La ville de Wilton, dans l’état de New York, est le théâtre d’une drôle de bataille judiciaire. L’un de ses administrés souhaitait ouvrir un atelier dans sa propriété. Mais la commune n’a pas donné suite à sa requête. Contrit de s’être vu débouté de la sorte, l’homme a décidé de s’ériger face à l’injustice au moyen d’une stratégie de protestation pour le moins ambitieuse. Démontrant ses indubitables talents d’ébéniste, il a dressé un pénis de deux mètres de haut, taillé dans le tronc d’un pin, au beau milieu de son jardin. Mieux, il a même installé un panneau invitant tous les badauds à prendre en photo son œuvre, dans l’espoir de diffuser son message de par le monde.
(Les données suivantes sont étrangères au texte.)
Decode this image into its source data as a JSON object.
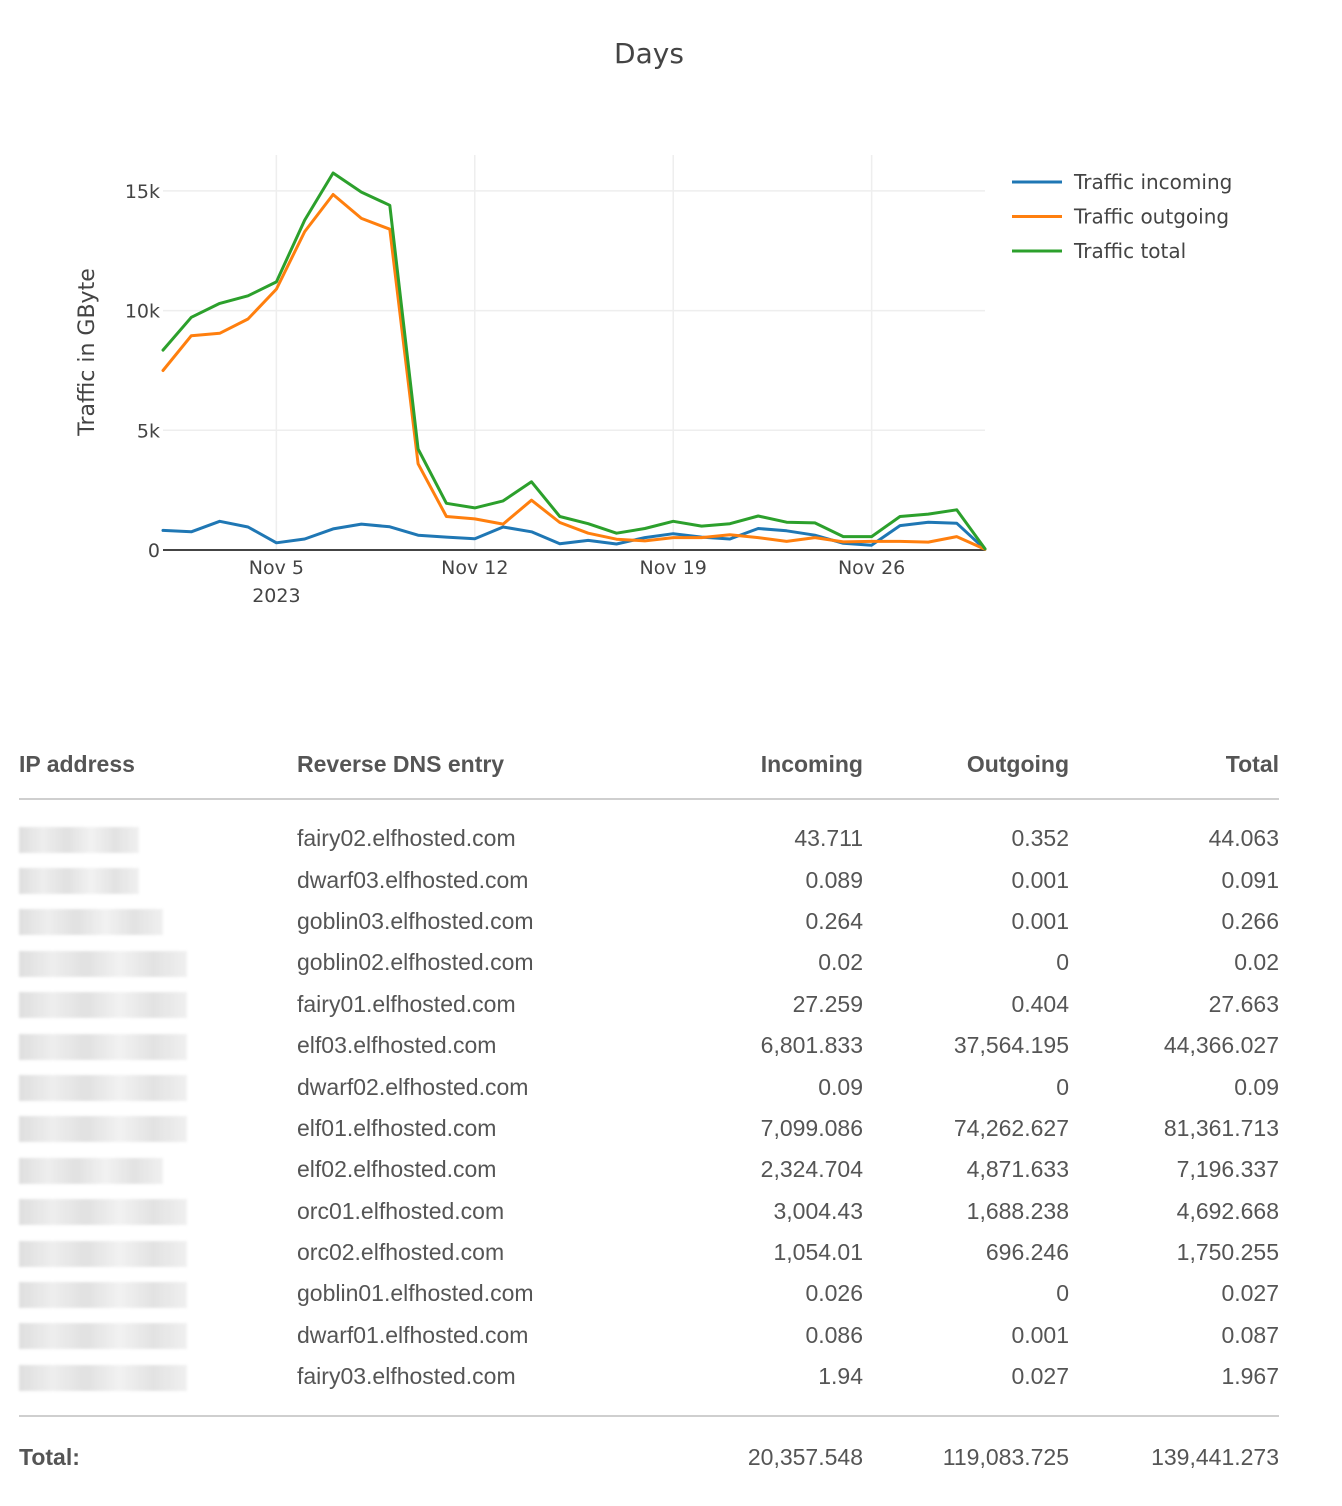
{
  "chart_data": {
    "type": "line",
    "title": "Days",
    "ylabel": "Traffic in GByte",
    "xlabel": "",
    "x": [
      "2023-11-01",
      "2023-11-02",
      "2023-11-03",
      "2023-11-04",
      "2023-11-05",
      "2023-11-06",
      "2023-11-07",
      "2023-11-08",
      "2023-11-09",
      "2023-11-10",
      "2023-11-11",
      "2023-11-12",
      "2023-11-13",
      "2023-11-14",
      "2023-11-15",
      "2023-11-16",
      "2023-11-17",
      "2023-11-18",
      "2023-11-19",
      "2023-11-20",
      "2023-11-21",
      "2023-11-22",
      "2023-11-23",
      "2023-11-24",
      "2023-11-25",
      "2023-11-26",
      "2023-11-27",
      "2023-11-28",
      "2023-11-29",
      "2023-11-30"
    ],
    "x_ticks": [
      {
        "date": "2023-11-05",
        "label": "Nov 5",
        "sublabel": "2023"
      },
      {
        "date": "2023-11-12",
        "label": "Nov 12",
        "sublabel": ""
      },
      {
        "date": "2023-11-19",
        "label": "Nov 19",
        "sublabel": ""
      },
      {
        "date": "2023-11-26",
        "label": "Nov 26",
        "sublabel": ""
      }
    ],
    "y_ticks": [
      0,
      5000,
      10000,
      15000
    ],
    "y_tick_labels": [
      "0",
      "5k",
      "10k",
      "15k"
    ],
    "ylim": [
      0,
      16500
    ],
    "grid": true,
    "legend_position": "top-right",
    "series": [
      {
        "name": "Traffic incoming",
        "color": "#1f77b4",
        "values": [
          820,
          760,
          1200,
          960,
          300,
          460,
          880,
          1080,
          970,
          620,
          540,
          470,
          960,
          760,
          260,
          400,
          250,
          520,
          680,
          540,
          460,
          900,
          800,
          620,
          280,
          200,
          1020,
          1160,
          1120,
          30
        ]
      },
      {
        "name": "Traffic outgoing",
        "color": "#ff7f0e",
        "values": [
          7500,
          8950,
          9050,
          9650,
          10900,
          13300,
          14850,
          13850,
          13400,
          3600,
          1400,
          1300,
          1080,
          2080,
          1150,
          700,
          450,
          380,
          520,
          520,
          640,
          520,
          360,
          520,
          340,
          360,
          360,
          330,
          560,
          30
        ]
      },
      {
        "name": "Traffic total",
        "color": "#2ca02c",
        "values": [
          8350,
          9720,
          10300,
          10620,
          11200,
          13780,
          15750,
          14950,
          14400,
          4220,
          1950,
          1760,
          2050,
          2850,
          1400,
          1100,
          700,
          900,
          1200,
          1000,
          1100,
          1420,
          1160,
          1130,
          560,
          560,
          1400,
          1500,
          1680,
          50
        ]
      }
    ]
  },
  "table": {
    "headers": {
      "ip": "IP address",
      "dns": "Reverse DNS entry",
      "incoming": "Incoming",
      "outgoing": "Outgoing",
      "total": "Total"
    },
    "rows": [
      {
        "ip_masked": true,
        "dns": "fairy02.elfhosted.com",
        "incoming": "43.711",
        "outgoing": "0.352",
        "total": "44.063"
      },
      {
        "ip_masked": true,
        "dns": "dwarf03.elfhosted.com",
        "incoming": "0.089",
        "outgoing": "0.001",
        "total": "0.091"
      },
      {
        "ip_masked": true,
        "dns": "goblin03.elfhosted.com",
        "incoming": "0.264",
        "outgoing": "0.001",
        "total": "0.266"
      },
      {
        "ip_masked": true,
        "dns": "goblin02.elfhosted.com",
        "incoming": "0.02",
        "outgoing": "0",
        "total": "0.02"
      },
      {
        "ip_masked": true,
        "dns": "fairy01.elfhosted.com",
        "incoming": "27.259",
        "outgoing": "0.404",
        "total": "27.663"
      },
      {
        "ip_masked": true,
        "dns": "elf03.elfhosted.com",
        "incoming": "6,801.833",
        "outgoing": "37,564.195",
        "total": "44,366.027"
      },
      {
        "ip_masked": true,
        "dns": "dwarf02.elfhosted.com",
        "incoming": "0.09",
        "outgoing": "0",
        "total": "0.09"
      },
      {
        "ip_masked": true,
        "dns": "elf01.elfhosted.com",
        "incoming": "7,099.086",
        "outgoing": "74,262.627",
        "total": "81,361.713"
      },
      {
        "ip_masked": true,
        "dns": "elf02.elfhosted.com",
        "incoming": "2,324.704",
        "outgoing": "4,871.633",
        "total": "7,196.337"
      },
      {
        "ip_masked": true,
        "dns": "orc01.elfhosted.com",
        "incoming": "3,004.43",
        "outgoing": "1,688.238",
        "total": "4,692.668"
      },
      {
        "ip_masked": true,
        "dns": "orc02.elfhosted.com",
        "incoming": "1,054.01",
        "outgoing": "696.246",
        "total": "1,750.255"
      },
      {
        "ip_masked": true,
        "dns": "goblin01.elfhosted.com",
        "incoming": "0.026",
        "outgoing": "0",
        "total": "0.027"
      },
      {
        "ip_masked": true,
        "dns": "dwarf01.elfhosted.com",
        "incoming": "0.086",
        "outgoing": "0.001",
        "total": "0.087"
      },
      {
        "ip_masked": true,
        "dns": "fairy03.elfhosted.com",
        "incoming": "1.94",
        "outgoing": "0.027",
        "total": "1.967"
      }
    ],
    "footer": {
      "label": "Total:",
      "incoming": "20,357.548",
      "outgoing": "119,083.725",
      "total": "139,441.273"
    }
  }
}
Un temps amusées, les autorités ont, avec le temps, de moins en moins goûté la plaisanterie, pour finir par arrêter le militant et le mettre en examen pour diffusion de matériel obscène. Alors, la machine s’emballe. Voilà que le bougre plaide non-coupable, avec une ligne de défense aussi rigide que sa sculpture. Le procès à son encontre serait une infraction au Premier Amendement, garantissant la liberté d’expression. En outre, le parc voisin se permet de montrer des statues de femmes topless ou d’enfants en train d’uriner ; la démonstration flagrante d’un « deux poids, deux mesures. »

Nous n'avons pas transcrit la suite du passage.